Over the years, there has been much research on the potential cognitive benefits of exercise on mental performance in older adults. Overall, results have been inconclusive, but a new review takes a fresh look at the data.
As we age, our cognitive prowess tends to take a hit. Finding a way to halt or reduce this decline would make a huge difference to billions of lives.
One potential intervention is exercise, and many researchers have attempted to prove whether or not it can stave off age-related mental decline and neurodegenerative conditions.
Early research and meta-analyses demonstrated strong, positive results. Over recent years, however, published reviews on the topic have not reported such strong effects.
A fresh look at aging and the brain
According to the authors of the current paper, recently published reviews and meta-analyses have been inconclusive due to their restrictive inclusion criteria. For instance, some focused on just one type of exercise, while others limited their literature search to a narrow date range. The latest review is published this week in the British Journal of Sports Medicine.
The new analysis casts its net wide, looking at aerobic exercise, resistance training (such as weights), multicomponent exercise (including both resistance and aerobic training), tai chi, and yoga.
To fully assess the impact of these interventions, they looked at a raft of cognitive parameters. These include:
- Brain capacity - global cognition
- Attention - sustained alertness, including speed of information processing
- Executive function - including goal-oriented behaviors
- Memory - storage and retrieval
- Working memory - the part of short-term memory that deals with immediate conscious perceptual and language processing
The team's analysis showed that exercise improved the brain power of people aged 50 and older, regardless of their current brain health.
The results suggested that aerobic exercise enhanced cognitive abilities, while resistance training had a positive influence on executive function, memory, and working memory. According to the researchers, the results were strong enough to recommend prescribing both exercise types to bolster brain health in over 50s.
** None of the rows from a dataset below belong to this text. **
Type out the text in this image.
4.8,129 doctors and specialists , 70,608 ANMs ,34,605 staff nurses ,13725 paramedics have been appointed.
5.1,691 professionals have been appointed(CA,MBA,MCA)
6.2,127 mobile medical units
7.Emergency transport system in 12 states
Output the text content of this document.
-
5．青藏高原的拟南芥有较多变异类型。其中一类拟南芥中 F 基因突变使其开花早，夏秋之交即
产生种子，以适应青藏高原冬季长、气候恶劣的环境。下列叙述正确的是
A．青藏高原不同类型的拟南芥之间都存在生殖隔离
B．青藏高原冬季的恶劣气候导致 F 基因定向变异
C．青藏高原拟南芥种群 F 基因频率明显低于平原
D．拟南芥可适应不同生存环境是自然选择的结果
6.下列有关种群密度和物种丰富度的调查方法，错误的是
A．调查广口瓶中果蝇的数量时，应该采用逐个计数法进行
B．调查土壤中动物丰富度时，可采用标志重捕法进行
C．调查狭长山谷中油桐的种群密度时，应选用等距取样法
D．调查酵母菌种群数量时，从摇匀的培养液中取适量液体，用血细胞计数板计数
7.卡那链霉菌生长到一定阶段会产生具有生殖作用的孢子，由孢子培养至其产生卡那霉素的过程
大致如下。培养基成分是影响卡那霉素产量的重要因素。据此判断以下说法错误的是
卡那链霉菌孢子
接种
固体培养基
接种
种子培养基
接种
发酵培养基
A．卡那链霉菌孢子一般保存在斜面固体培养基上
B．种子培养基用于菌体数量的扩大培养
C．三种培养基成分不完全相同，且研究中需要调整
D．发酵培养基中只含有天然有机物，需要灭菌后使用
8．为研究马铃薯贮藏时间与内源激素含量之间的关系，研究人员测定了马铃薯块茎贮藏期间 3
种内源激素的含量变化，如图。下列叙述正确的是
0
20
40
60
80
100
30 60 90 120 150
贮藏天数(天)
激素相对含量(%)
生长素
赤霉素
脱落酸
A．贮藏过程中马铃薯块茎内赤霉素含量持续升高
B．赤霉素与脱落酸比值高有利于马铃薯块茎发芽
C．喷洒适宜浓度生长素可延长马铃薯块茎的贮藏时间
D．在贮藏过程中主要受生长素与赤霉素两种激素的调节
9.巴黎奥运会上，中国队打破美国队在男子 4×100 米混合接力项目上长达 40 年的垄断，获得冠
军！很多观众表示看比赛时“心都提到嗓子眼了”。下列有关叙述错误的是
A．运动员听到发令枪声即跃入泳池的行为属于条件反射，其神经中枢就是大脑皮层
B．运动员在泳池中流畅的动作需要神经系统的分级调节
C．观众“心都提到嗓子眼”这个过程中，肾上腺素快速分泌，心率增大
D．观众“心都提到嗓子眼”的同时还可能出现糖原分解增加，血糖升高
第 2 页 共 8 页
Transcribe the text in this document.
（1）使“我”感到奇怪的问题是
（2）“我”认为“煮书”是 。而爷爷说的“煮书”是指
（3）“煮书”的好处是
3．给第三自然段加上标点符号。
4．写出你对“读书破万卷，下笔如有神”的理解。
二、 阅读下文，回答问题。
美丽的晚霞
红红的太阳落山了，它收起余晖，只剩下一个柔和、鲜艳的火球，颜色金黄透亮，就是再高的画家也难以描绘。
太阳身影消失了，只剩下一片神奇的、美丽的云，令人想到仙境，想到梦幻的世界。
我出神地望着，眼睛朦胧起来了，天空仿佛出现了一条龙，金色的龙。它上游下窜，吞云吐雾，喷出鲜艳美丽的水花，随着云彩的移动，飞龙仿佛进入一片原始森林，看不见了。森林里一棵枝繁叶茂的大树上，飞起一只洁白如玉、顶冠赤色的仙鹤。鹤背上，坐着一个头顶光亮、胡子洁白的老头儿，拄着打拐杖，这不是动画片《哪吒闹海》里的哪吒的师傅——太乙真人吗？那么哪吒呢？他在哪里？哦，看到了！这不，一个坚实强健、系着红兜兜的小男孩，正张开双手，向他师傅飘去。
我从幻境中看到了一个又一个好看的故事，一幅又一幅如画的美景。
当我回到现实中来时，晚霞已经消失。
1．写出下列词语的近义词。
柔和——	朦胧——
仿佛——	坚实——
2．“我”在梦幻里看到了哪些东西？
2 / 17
The next question asks how much exercise is needed. According to the analysis, a session of moderate to vigorous intensity lasting between 45 and 60 minutes was beneficial to brain health. In fact, any frequency had positive effects.
The authors conclude that:
"The findings suggest that an exercise program with components of both aerobic and resistance type training, of at least moderate intensity and at least 45 minutes per session, on as many days of the week as possible, is beneficial to cognitive function in adults aged over 50 years."
Interestingly, tai chi was also found to improve cognitive capabilities. This is important because, as a low-impact exercise, it can be carried out by people who could not physically cope with more intense regimes. However, the authors point out that this conclusion was based on only a small number of studies, making the finding less robust.
How exercise might reduce cognitive decline
Although there is a great deal of debate on this topic, scientists believe that there are a number of ways that exercise could help to stave off dementia and other degenerative neurological conditions.
According to the authors of the study, these include the promotion of neurogenesis (growth of new nervous tissue), angiogenesis (growth of new blood vessels), synaptic plasticity (the ability of synapses to strengthen or weaken over time), decreased pro-inflammatory processes, and reduced cellular damage due to oxidative stress.
Although the results will be widely heralded as positive, the authors note certain limitations to the study. For example, the analysis was limited to studies that looked at supervised exercise, and only those that were published in the English language.
If physical exercise really can stave off cognitive decline, it will benefit the population at large. This type of intervention can, of course, be cost effective or even free. If it has large-scale benefits, it could be a simple way of improving the lives of millions of older adults.
Even though the cognitive benefits may be small, the physical benefits of exercise are well established - so it is a win-win situation either way.